I started with making the ring shank out of silver. I tried to make the prongs as well, but it turned out to be too challenging at this point with not so much experience. Simply put, I was not happy, the few versions I did were not close to the quality I want to give to her.
So, I decided to model the prong part in 3D, print it in wax and cast in metal (used Shapeways for this). Then I soldered the parts together and finished the ring. I know professionals would never do that, but unfortunately I don’t have years of time to practice at the moment. Wish I had
Anyhow, I did the first versions of the ring from silver, and then tested them out by setting the stone. I actually had a model of the stone 3d printed in plastic, so that I could test stone setting safely. Silver versions worked fine, and I was able to gently bend the prongs over the “stone” nicely.
However, when I had the same design prongs printed in white gold, the prongs broke a bit below the tip when I was bending the tip over the stone. Well, I thought maybe the prongs were too thin and redesigned the prongs for the next version. Again, I had it printed out in white gold, and exactly the same occurred again, even though I had strenghtened them quite substantially.
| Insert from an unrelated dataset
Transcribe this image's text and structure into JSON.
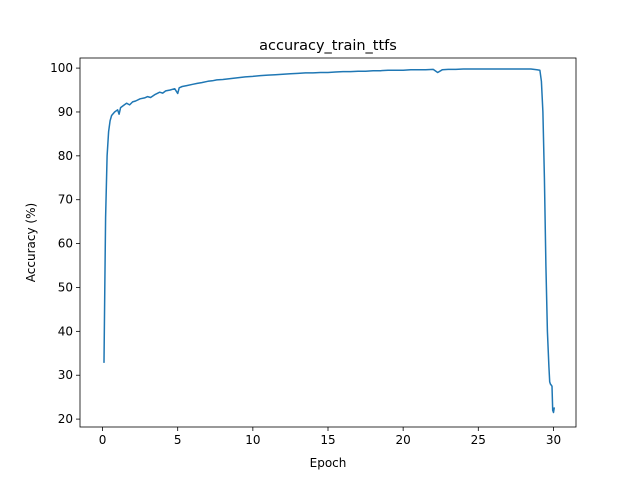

A few of these failures caused my proposal to be pushed back, and I had to pull the plug on my plans.
I am starting to think that the cast white gold from is too brittle for ring prongs, and I am having trouble deciding what to do next.
As experts, what do you recommend? Change alloy or something else? Or is my only option to just go down the long path and keep on practising prong-making from solid stuff until I get it how I want?